Pupilla vuota d'intenti che rifletti solo abbagli di falsi dei, che pena le fai.
Lei, per causa tua, non ama i cani, non ama i gatti ed ogni altro essere che oggi viene accarezzato, coccolato, da persone incapaci di donare carezze, sorrisi o ameni trastulli ad esseri dell'ordine stesso a cui loro, appartengono.
Odia l'ipocrisia dello stare insieme quando in ogni faccia si riflette la falsità, direte, educanda in mutande in questo mondo di orrori ma, per lei, insopportabile.
Odia la giustizia che tale più non é.
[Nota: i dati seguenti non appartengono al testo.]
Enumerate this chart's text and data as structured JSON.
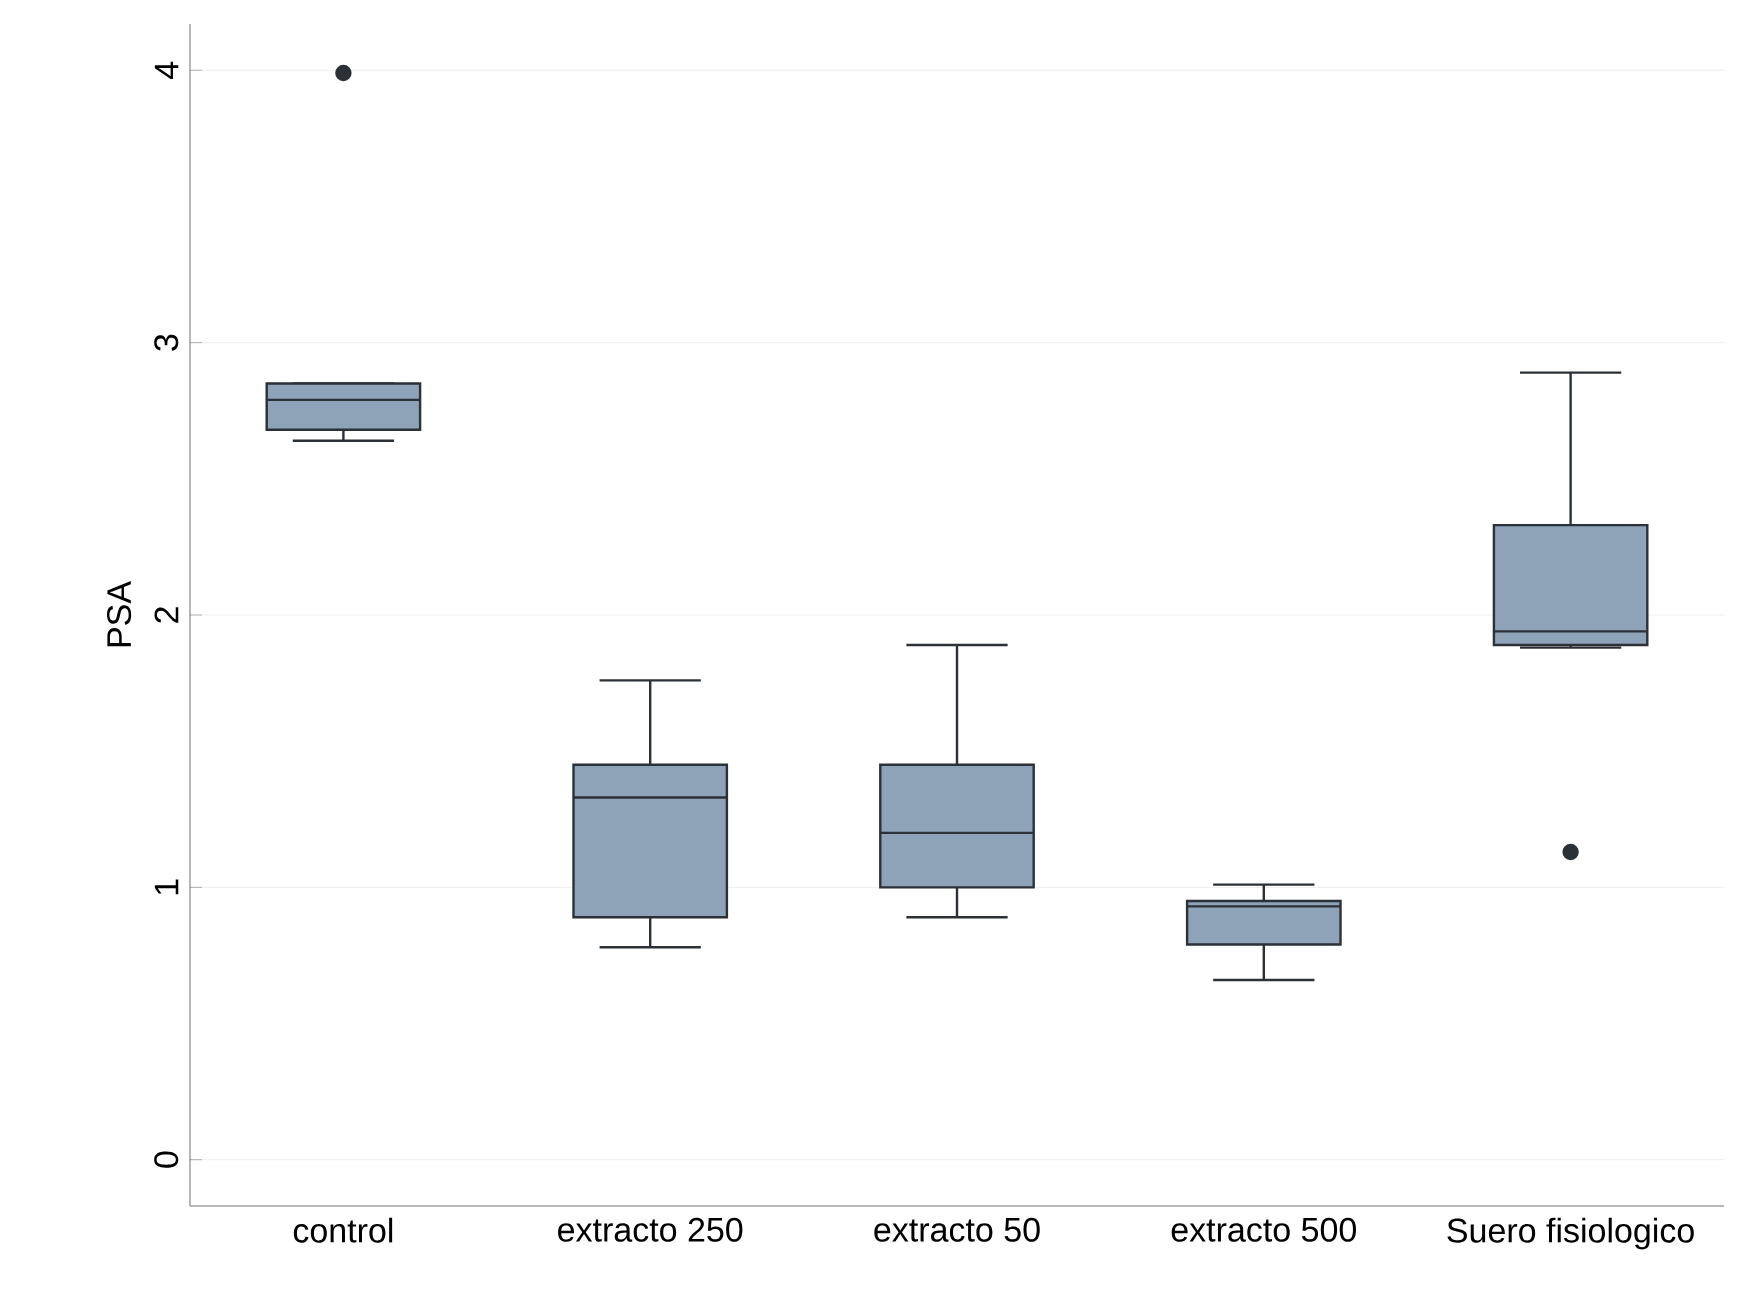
{
  "chart_data": {
    "type": "box",
    "ylabel": "PSA",
    "categories": [
      "control",
      "extracto 250",
      "extracto 50",
      "extracto 500",
      "Suero fisiologico"
    ],
    "series": [
      {
        "color": "#8ea3b8",
        "boxes": [
          {
            "low": 2.64,
            "q1": 2.68,
            "median": 2.79,
            "q3": 2.85,
            "high": 2.85,
            "outliers": [
              3.99
            ]
          },
          {
            "low": 0.78,
            "q1": 0.89,
            "median": 1.33,
            "q3": 1.45,
            "high": 1.76
          },
          {
            "low": 0.89,
            "q1": 1.0,
            "median": 1.2,
            "q3": 1.45,
            "high": 1.89
          },
          {
            "low": 0.66,
            "q1": 0.79,
            "median": 0.93,
            "q3": 0.95,
            "high": 1.01
          },
          {
            "low": 1.88,
            "q1": 1.89,
            "median": 1.94,
            "q3": 2.33,
            "high": 2.89,
            "outliers": [
              1.13
            ]
          }
        ]
      }
    ],
    "ylim": [
      -0.17,
      4.17
    ],
    "yticks": [
      0,
      1,
      2,
      3,
      4
    ],
    "grid": "y"
  }
}
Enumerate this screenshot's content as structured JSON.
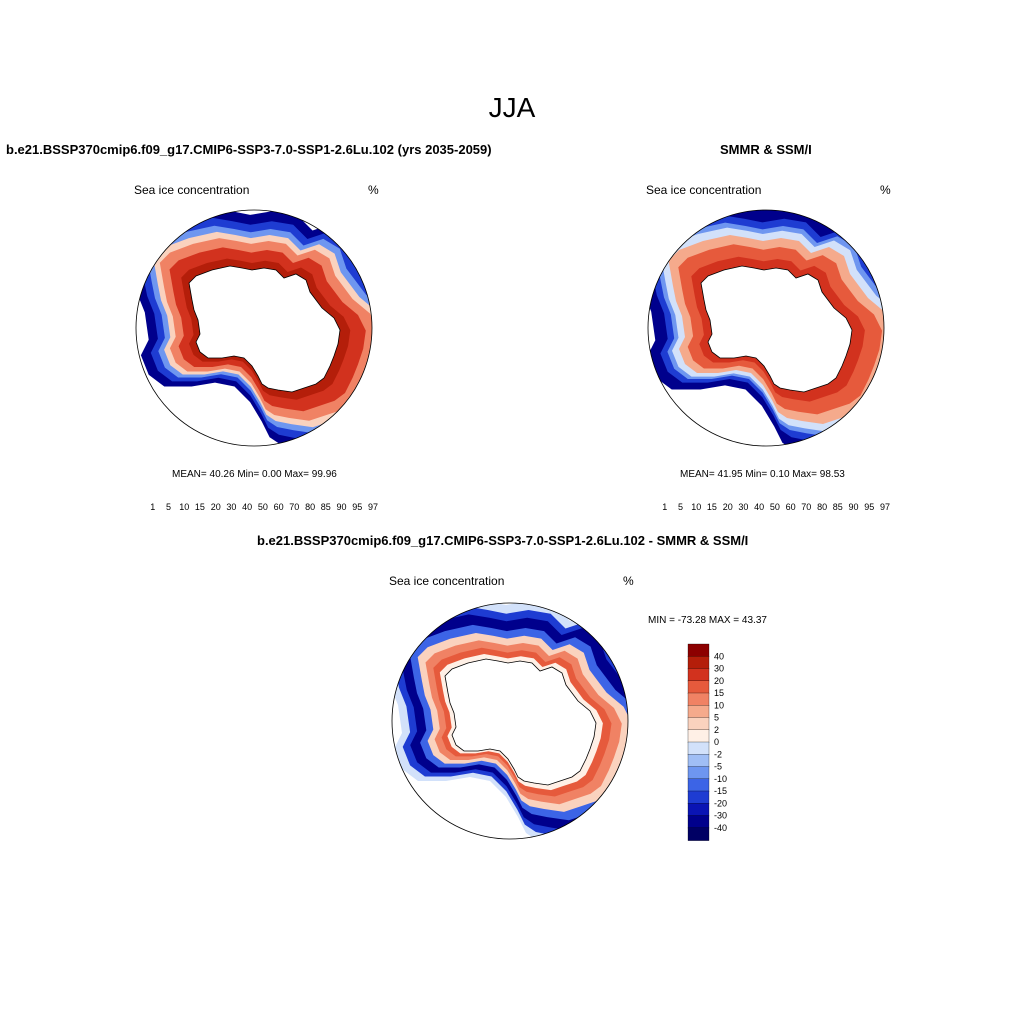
{
  "figure": {
    "title": "JJA"
  },
  "panels": [
    {
      "title": "b.e21.BSSP370cmip6.f09_g17.CMIP6-SSP3-7.0-SSP1-2.6Lu.102 (yrs 2035-2059)",
      "variable": "Sea ice concentration",
      "units": "%",
      "stats": "MEAN=  40.26  Min=   0.00  Max=  99.96"
    },
    {
      "title": "SMMR & SSM/I",
      "variable": "Sea ice concentration",
      "units": "%",
      "stats": "MEAN=  41.95  Min=   0.10  Max=  98.53"
    },
    {
      "title": "b.e21.BSSP370cmip6.f09_g17.CMIP6-SSP3-7.0-SSP1-2.6Lu.102 - SMMR & SSM/I",
      "variable": "Sea ice concentration",
      "units": "%",
      "stats": "MIN = -73.28 MAX =  43.37"
    }
  ],
  "colorbars": {
    "concentration": {
      "levels": [
        "1",
        "5",
        "10",
        "15",
        "20",
        "30",
        "40",
        "50",
        "60",
        "70",
        "80",
        "85",
        "90",
        "95",
        "97"
      ],
      "colors": [
        "#00008c",
        "#0a14b4",
        "#1e3cd2",
        "#3c64e6",
        "#6e96f0",
        "#a0bef5",
        "#d2e1fa",
        "#fff0e6",
        "#fad2be",
        "#f5aa8c",
        "#f08264",
        "#e65a3c",
        "#d2321e",
        "#b41e0a",
        "#8c0000"
      ]
    },
    "difference": {
      "levels": [
        "40",
        "30",
        "20",
        "15",
        "10",
        "5",
        "2",
        "0",
        "-2",
        "-5",
        "-10",
        "-15",
        "-20",
        "-30",
        "-40"
      ],
      "colors": [
        "#8c0000",
        "#b41e0a",
        "#d2321e",
        "#e65a3c",
        "#f08264",
        "#f5aa8c",
        "#fad2be",
        "#fff0e6",
        "#d2e1fa",
        "#a0bef5",
        "#6e96f0",
        "#3c64e6",
        "#1e3cd2",
        "#0a14b4",
        "#00008c",
        "#000064"
      ]
    }
  }
}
La sovrana, fra pensieri umani, a immondo cencio l'han ridotta. Le si accappona la pelle.
Tutto ciò che si agita dal vagito al rantolo sa di... non trova l'epiteto; o forse no, lei, a differenza della massa che la circonda non vuole dirlo per non cadere nella volgarità.
Volgarità i muri imbrattati, volgarità l'immondizia del tuo egoismo, volgarità il tuo altruismo con pensieri di ritorno, quando, calpestato, impuro, giace ai tuoi sporchi piedi.
Guarda l'orologio che segna il tempo e stringe la tua mano cara nella sua, ora quasi rattrappita: Disperata ma, con la veemenza dei suoi vent'anni perduti, si aggrappa a questo ultimo sogno.
Ma degli altri, di tutti quelli che hanno alimentato la sua vita che rimane? Fuligine che sporca il suo candore.
La sua anima inerme giace nel vuoto dell'inutilità.
Luna e sole, tormento e delizia, che indifferenti avete solcato, perché distanti, lievemente, l'alternato respiro, non avete alcun rimedio per le sue pene.
Allora sapendosi sola, salirà sulla collina delle mimose che fulgide illuminano questo suo mondo e si riflette con bagliori d'oro sul cielo d'oriente.
Salirà sulla groppa di un dromedario e nell'inimmaginabile numero di granelli di sabbia sotterrerà per i posteri, i suoi ultimi pensieri.
Al fatuo che, ameno invita, volterà le spalle.
Ode una voce che dal borgo grida. La gente di borgata aspira a quello che lei non vede e la rampogna.
Chi il Dio di giustizia?
Chi la serpe di iniquità?
L'inquieta il pensiero ma, d'altro, ancora, si oscura e lacrime come lame sottili fraseggiano nei rivoli della mente, depresse e perdenti, come partigiani traditi.
Sulle rive di un lago si ritrova a dialogare con l'onda scura che cruccia anche i soavi.
Dov'é la sua sera?
Che fa, la tradisce?
Che fa, sol la infastidisce con il suo pensiero ma non la porta con se?
Dov'è il suo mattino?
Quell'alba chiara piena di promesse e di voglie?
Dov'é la sete e la fame che sorreggono il grido del vivo?
Appassita, pesante, come un frutto maturo attende che il fato la colga.
Pensieri, pensieri, or sempre pensieri, a bussare alla porta. Lì raccoglie e li sparge come cenere al vento sul suo tormento: Ora esso, purificato, si liquefà.
Adesso sovviene altro, da presso e lontano, ora amaro, ora dolce.
Solo un libro letto, che riposa su di un ripiano della sua libreria privata, dove l'accesso é vietato, la tenta.
Di parte. Ma di quale parte se tutto,dinnanzi, la sovrasta e la schiaccia. Vittima cade. La traviata... in lontananza s'ode il canto.
Perla fra perle l'opera di un genio rischiara il momento fosco e l'orecchio si pone all'ascolto.
Di nuovo si incipria l'anima di aneliti e si esalta.
Celestiale invito al volo, parentesi che s'impone e sovrasta ogni altro rigurgito.